Diese dörfliche Enge kommt wirklich sehr gut rüber und das ist mit ein Grund, warum es mir zuerst schwer fiel, in das Buch reinzukommen, ich musste mirerst beim Lesen immer wieder klar machen, dass das Buch zumindest zum Teil in einer anderen Zeit spielt, die mit meinem Dorfleben nicht zu vergleichen.
Liegt denn die empfundene Enge wirklich am Dorfleben oder einfach an der Zeit, die noch keine individuelle Entfaltung, wie wir sie heute gewöhnt sind, kennt? Ich glaube, wenn das Buch im Arbeitermilieu in der Großstadt spielen würde, gäbe es die gleichen oder zumindest ähnliche Probleme (gerade was die Geringschätzung höherer Bildung angeht). Oder - dann umgekehrt - wären wir in der "gebildeten" Schicht würde der Wunsch des Sohnes nach einer Mauerer-/Bauer- oder Gastwirtlehre sicher genauso geringschätzig abgetan. Für mich ist das einfach eine ganz andere Zeit mit ganz anderen (sehr klaren) Vorstellungen für den Nachwuchs.
Das stimmt, es wird nichts idealisiert aber auch nicht verdammt. Eigentlich empfinde ich ihren Erzählstil was das betrifft, ziemlich neutral.

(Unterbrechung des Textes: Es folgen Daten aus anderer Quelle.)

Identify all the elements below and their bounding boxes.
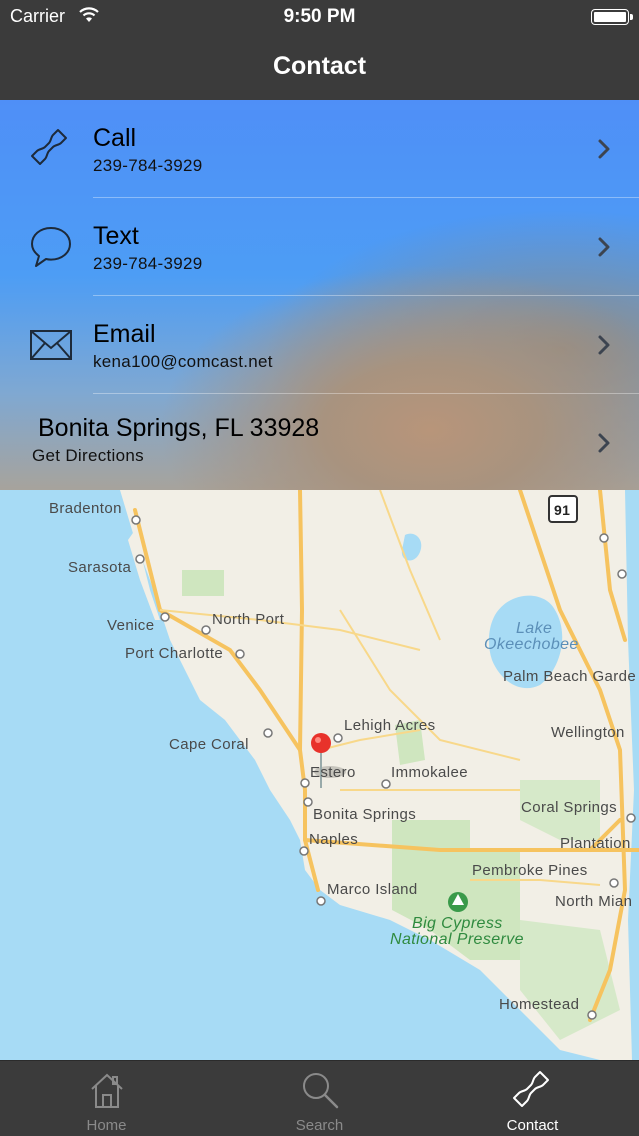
battery-icon <box>591 9 633 25</box>
email-label: Email <box>93 320 156 348</box>
map-place-label: Immokalee <box>391 764 468 781</box>
text-label: Text <box>93 222 139 250</box>
location-address: Bonita Springs, FL 33928 <box>38 414 320 442</box>
map-place-label: Cape Coral <box>169 736 249 753</box>
chevron-right-icon <box>598 139 610 159</box>
status-bar: Carrier 9:50 PM <box>0 0 639 34</box>
map-place-label: Marco Island <box>327 881 418 898</box>
email-row[interactable]: Email kena100@comcast.net <box>0 296 639 394</box>
chevron-right-icon <box>598 433 610 453</box>
tab-contact[interactable]: Contact <box>426 1061 639 1136</box>
status-time: 9:50 PM <box>283 6 356 27</box>
chat-bubble-icon <box>31 227 71 267</box>
map-place-label: Plantation <box>560 835 631 852</box>
map-place-label: North Port <box>212 611 285 628</box>
map-place-label: Bonita Springs <box>313 806 417 823</box>
tab-label: Search <box>295 1117 344 1134</box>
chevron-right-icon <box>598 335 610 355</box>
map-place-label: Estero <box>310 764 356 781</box>
email-address: kena100@comcast.net <box>93 352 273 371</box>
call-row[interactable]: Call 239-784-3929 <box>0 100 639 198</box>
call-label: Call <box>93 124 137 152</box>
home-icon <box>91 1073 123 1108</box>
map-place-label: Wellington <box>551 724 625 741</box>
contact-panel: Call 239-784-3929 Text 239-784-3929 Emai… <box>0 100 639 490</box>
map-place-label: Pembroke Pines <box>472 862 588 879</box>
map-place-label: Sarasota <box>68 559 132 576</box>
map-view[interactable]: Bradenton Sarasota Venice North Port Por… <box>0 490 639 1060</box>
tab-bar: Home Search Contact <box>0 1060 639 1136</box>
get-directions-link: Get Directions <box>32 446 144 465</box>
phone-icon <box>513 1071 549 1107</box>
map-place-label: Coral Springs <box>521 799 618 816</box>
search-icon <box>303 1073 339 1109</box>
phone-icon <box>31 129 67 165</box>
tab-home[interactable]: Home <box>0 1061 213 1136</box>
map-lake-label: Okeechobee <box>484 636 579 653</box>
map-place-label: Venice <box>107 617 155 634</box>
navigation-bar: Contact <box>0 34 639 100</box>
chevron-right-icon <box>598 237 610 257</box>
tab-search[interactable]: Search <box>213 1061 426 1136</box>
text-number: 239-784-3929 <box>93 254 203 273</box>
page-title: Contact <box>272 52 367 80</box>
envelope-icon <box>30 330 72 360</box>
map-place-label: North Mian <box>555 893 633 910</box>
map-place-label: Palm Beach Garde <box>503 668 637 685</box>
highway-shield-label: 91 <box>554 502 571 518</box>
map-place-label: Homestead <box>499 996 580 1013</box>
map-park-label: National Preserve <box>390 931 524 948</box>
directions-row[interactable]: Bonita Springs, FL 33928 Get Directions <box>0 394 639 490</box>
tab-label: Home <box>86 1117 127 1134</box>
map-place-label: Port Charlotte <box>125 645 224 662</box>
text-row[interactable]: Text 239-784-3929 <box>0 198 639 296</box>
call-number: 239-784-3929 <box>93 156 203 175</box>
map-place-label: Naples <box>309 831 359 848</box>
map-place-label: Lehigh Acres <box>344 717 436 734</box>
tab-label: Contact <box>506 1117 559 1134</box>
map-place-label: Bradenton <box>49 500 122 517</box>
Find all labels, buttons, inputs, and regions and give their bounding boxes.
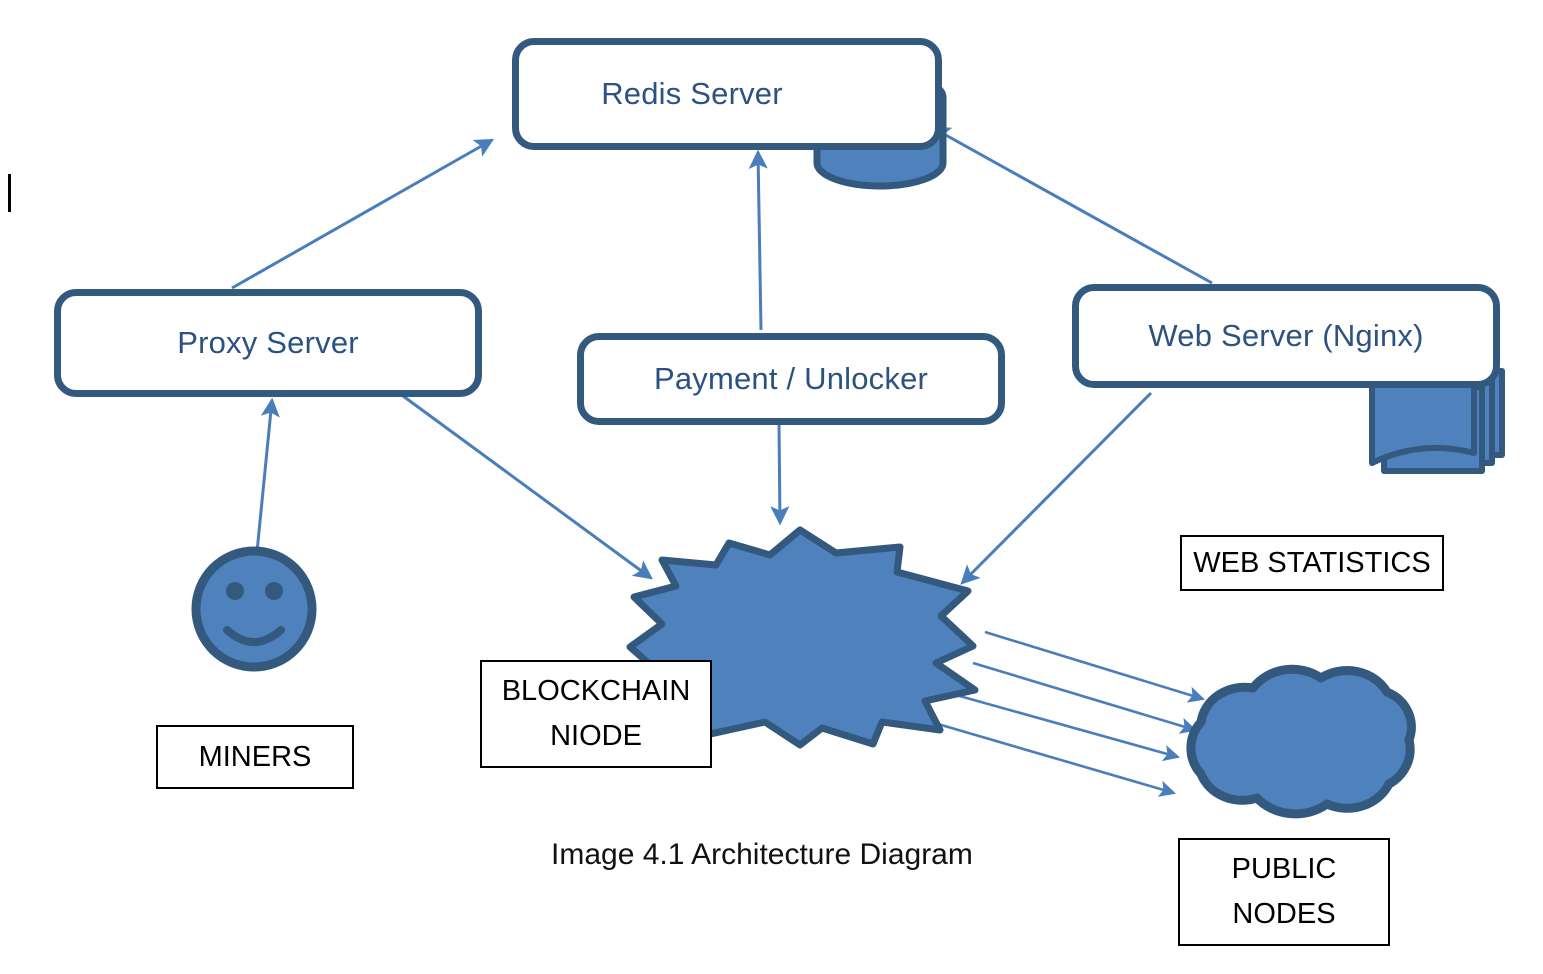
- arrow-blockchain-to-public-nodes-1: [984, 630, 1205, 703]
- arrow-blockchain-to-public-nodes-3: [937, 688, 1181, 762]
- node-redis-server[interactable]: Redis Server: [512, 38, 942, 150]
- node-redis-server-label: Redis Server: [601, 76, 783, 111]
- node-proxy-server-label: Proxy Server: [177, 325, 359, 360]
- node-web-server-label: Web Server (Nginx): [1148, 318, 1424, 353]
- node-payment-unlocker[interactable]: Payment / Unlocker: [577, 333, 1005, 425]
- label-miners[interactable]: MINERS: [156, 725, 354, 789]
- node-proxy-server[interactable]: Proxy Server: [54, 289, 482, 397]
- diagram-caption: Image 4.1 Architecture Diagram: [551, 838, 973, 871]
- arrow-payment-to-blockchain: [770, 423, 790, 526]
- label-miners-line-1: MINERS: [198, 740, 312, 773]
- arrow-proxy-to-redis: [231, 138, 495, 290]
- label-web-statistics[interactable]: WEB STATISTICS: [1180, 535, 1444, 591]
- node-payment-unlocker-label: Payment / Unlocker: [653, 361, 929, 396]
- arrow-blockchain-to-public-nodes-2: [972, 661, 1197, 734]
- label-public-nodes-line-1: PUBLIC: [1231, 853, 1337, 886]
- label-public-nodes[interactable]: PUBLIC NODES: [1178, 838, 1390, 946]
- arrow-payment-to-redis: [748, 149, 768, 331]
- smiley-face-icon[interactable]: [191, 546, 317, 672]
- label-blockchain-node-line-1: BLOCKCHAIN: [501, 675, 691, 708]
- arrow-blockchain-to-public-nodes-4: [930, 720, 1176, 797]
- text-cursor-artifact: [8, 174, 11, 212]
- cloud-icon[interactable]: [1186, 664, 1416, 819]
- label-public-nodes-line-2: NODES: [1232, 898, 1336, 930]
- arrow-miner-to-proxy: [254, 397, 280, 563]
- label-blockchain-node[interactable]: BLOCKCHAIN NIODE: [480, 660, 712, 768]
- label-blockchain-node-line-2: NIODE: [550, 720, 642, 752]
- arrow-webserver-to-redis: [930, 126, 1213, 285]
- label-web-statistics-line-1: WEB STATISTICS: [1193, 546, 1431, 579]
- node-web-server[interactable]: Web Server (Nginx): [1072, 284, 1500, 388]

Genau das mag ich hier so sehr. Es wird nicht in schwarz oder weiß gedacht, sondern einfach so geschildert, wie es gewesen sein könnte. Und da war manches schwarz, manchen weiß und sicher vieles dazwischen. Aber man kann die Wertung auch einfach weglassen und es nur "wahrnehmen". Das macht Dörte Hansen ausgezeichnet!
In dem Sinne finde ich auch den Lehrer wesentlich weniger negativ als ihr. Er war ein Kind seiner Zeit und Schläge gehörten damals (leider) ganz selbstverständlich dazu. Ich denke schon, dass ihm die ihm anvertrauten Kinder am Herzen lagen und er sich bemüht hat, ihnen möglichst viel beizubringen, was sie weiterbringt in ihrem Leben. Ganz viel Heimatkunde, aber auch viel praktisches. Und er hat wohl Ingwer aufs Gymnasium geschickt - auch keine Selbstverständlichkeit unter den schwierigen Umständen. Weil die Pfarrer angesprochen wurden - viele Kollegen so um das Rentenalter erzählen, dass sie als "Dorfkinder" nur durch die Vermittlung des Pfarrers aufs Gymnasium geschickt wurden.